Health Claims On The Rise For Kids With Type 2 Diabetes, Obesity-Related Conditions
It’s no secret that American children have gotten fatter in recent decades.
Now a new study joins earlier research showing the consequences: A sharp rise in insurance claims for youth with Type 2 diabetes, high blood pressure and other conditions more often associated with older adults.
Claims for Type 2 diabetes — formerly known as “adult-onset” diabetes — among young people aged 0 to 22 years old more than doubled between 2011 and 2015, according to an analysis of a large national database of claims paid by about 60 insurers.
At the same time, claims for prediabetes among children and youth rose 110 percent, while high blood pressure claims rose 67 percent. Sleep apnea, a condition where a patient temporarily stops breathing while sleeping, rose 161 percent.

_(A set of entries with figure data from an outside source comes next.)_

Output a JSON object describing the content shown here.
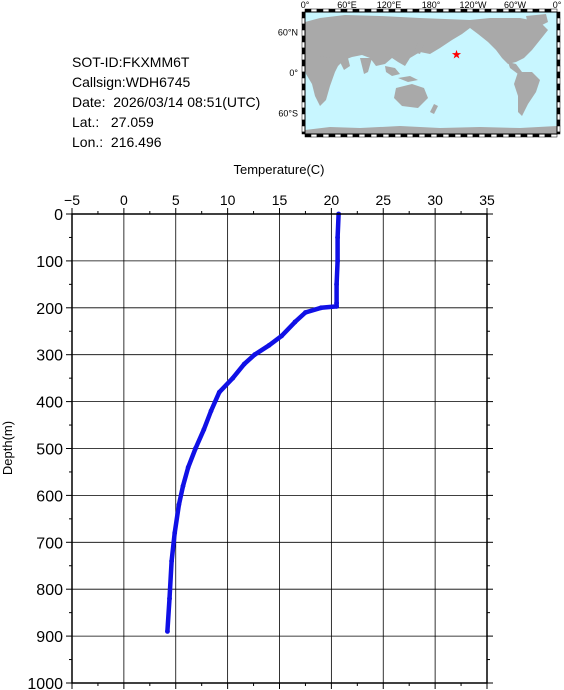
{
  "header": {
    "sot_id": "SOT-ID:FKXMM6T",
    "callsign": "Callsign:WDH6745",
    "date": "Date:  2026/03/14 08:51(UTC)",
    "lat": "Lat.:   27.059",
    "lon": "Lon.:  216.496"
  },
  "map": {
    "lon_labels": [
      "0°",
      "60°E",
      "120°E",
      "180°",
      "120°W",
      "60°W",
      "0°"
    ],
    "lat_labels": [
      "60°N",
      "0°",
      "60°S"
    ],
    "ocean_color": "#c8f6ff",
    "land_color": "#a9a9a9",
    "marker_color": "#ff0000",
    "marker": {
      "lat": 27.059,
      "lon": 216.496
    }
  },
  "chart_data": {
    "type": "line",
    "xlabel": "Temperature(C)",
    "ylabel": "Depth(m)",
    "xlim": [
      -5,
      35
    ],
    "ylim": [
      1000,
      0
    ],
    "x_ticks": [
      -5,
      0,
      5,
      10,
      15,
      20,
      25,
      30,
      35
    ],
    "y_ticks": [
      0,
      100,
      200,
      300,
      400,
      500,
      600,
      700,
      800,
      900,
      1000
    ],
    "grid": true,
    "line_color": "#1010e6",
    "series": [
      {
        "x": [
          20.7,
          20.6,
          20.6,
          20.5,
          20.5,
          20.5,
          19.0,
          17.5,
          16.5,
          15.2,
          14.0,
          12.6,
          11.6,
          10.5,
          9.2,
          8.4,
          7.7,
          6.9,
          6.2,
          5.7,
          5.3,
          4.9,
          4.6,
          4.4,
          4.2
        ],
        "y": [
          0,
          50,
          100,
          150,
          190,
          197,
          200,
          210,
          230,
          260,
          280,
          300,
          320,
          350,
          380,
          420,
          460,
          500,
          540,
          580,
          620,
          680,
          740,
          820,
          890
        ]
      }
    ]
  }
}
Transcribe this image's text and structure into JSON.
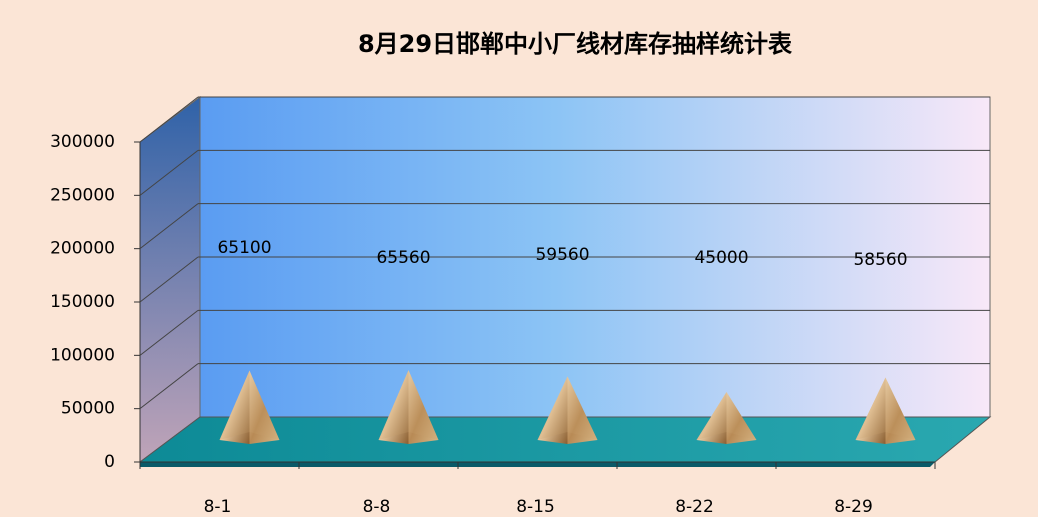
{
  "chart_data": {
    "type": "pyramid3d",
    "title": "8月29日邯郸中小厂线材库存抽样统计表",
    "categories": [
      "8-1",
      "8-8",
      "8-15",
      "8-22",
      "8-29"
    ],
    "values": [
      65100,
      65560,
      59560,
      45000,
      58560
    ],
    "ylim": [
      0,
      300000
    ],
    "yticks": [
      0,
      50000,
      100000,
      150000,
      200000,
      250000,
      300000
    ],
    "grid": true,
    "color": "#c9a06a"
  }
}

The findings “not only raise quality-of-life questions for children, but also the … kind of resources that will be necessary to address this emerging situation,” said Robin Gelburd, president of the nonprofit Fair Health, a national clearing house for claims data that offers free medical cost comparison tools to consumers and sells data to insurers and health systems.
To be sure, the analysis is certainly not the first to note a rise in obesity or Type 2 diabetes in this age group; nor does it explore the possible reasons behind the apparent increase in claims. One factor in the rise could simply be increased awareness and testing for the problem, while variations between states could reflect differences in patient ethnicities, how doctors practice, insurance rules or all of those factors.